ONE OF the most galling things to workers is the extremely low pay for sections of the workforce. In response to the unions' demand that all employees make a minimum of $15, management offered to bring everyone "up" to $12 per hour. This would have only raised the wages of 31 WFSE members and left hundreds of low-wage union members out in the cold.

What you can do

Contact UW President Michael Young and tell him to offer UW union members good contracts. Email [email protected] or call his office at 206-543-5010.

Another issue that makes workers angry is the differential treatment of management, faculty and professional staff compared to union members. On July 1, when union members received a 2 percent increase under the old contract, professional staff, which includes some managers and faculty, got a 4 percent raise.

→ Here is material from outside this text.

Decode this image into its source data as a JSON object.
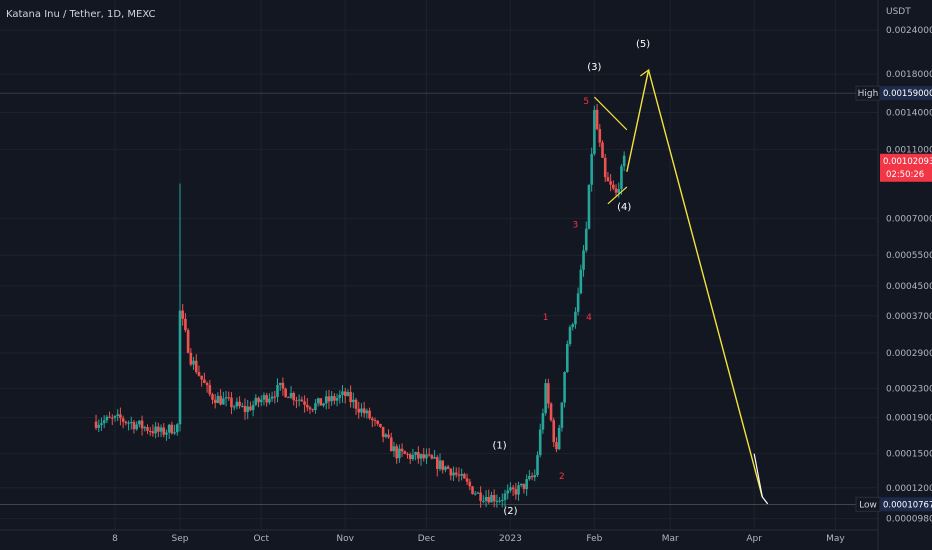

Since faculty and professional staff receive higher salaries to start with, the gap between them and union members widened significantly. Most upsetting is the issue of high salaries for management in the range of hundreds of thousands of dollars yearly while union workers get increases below the rate of inflation.

The unions have been engaged in a campaign to win a decent contract for months. WFSE has held several rallies highlighting the plight of custodians and other low-wage workers. SEIU is part of a campaign to raise state funding for education from kindergarten through college. It recently organized "donor actions," leafleting and picketing to convince UW donors to pressure management to give a decent contract.

On September 17, WFSE held a two-hour picket in front of UW's human resources offices while negotiations were going on. Union members were joined by students, SEIU members and other supporters chanting, "Hey, UW, you can't hide, we can see your greedy side!" and "What do we want? Fair contract! When do we want it? Now!"

This round of contract negotiations has seen much greater solidarity between the unions than has taken place in the past. Every action called by one union is supported by the other.

It's clear that UW management doesn't value its union workers. It feels that given continuing high unemployment, it can easily replace workers and doesn't need to give them the incentive of higher wages. Though there have been no definite plans made or any formal votes taken, more union members are at least bringing up the possibility of a strike.

The last strike by workers at UW was for one day in May 2001. It caught the attention of legislators who, in the face of a strike, raised their wage offer quickly. More workers are thinking that it may be time to remind management of the important work we do by showing them what it would be like if we didn't come to work.

Whether this happens or more likely does not, more pickets and other actions are planned as the contract deadline rapidly approaches.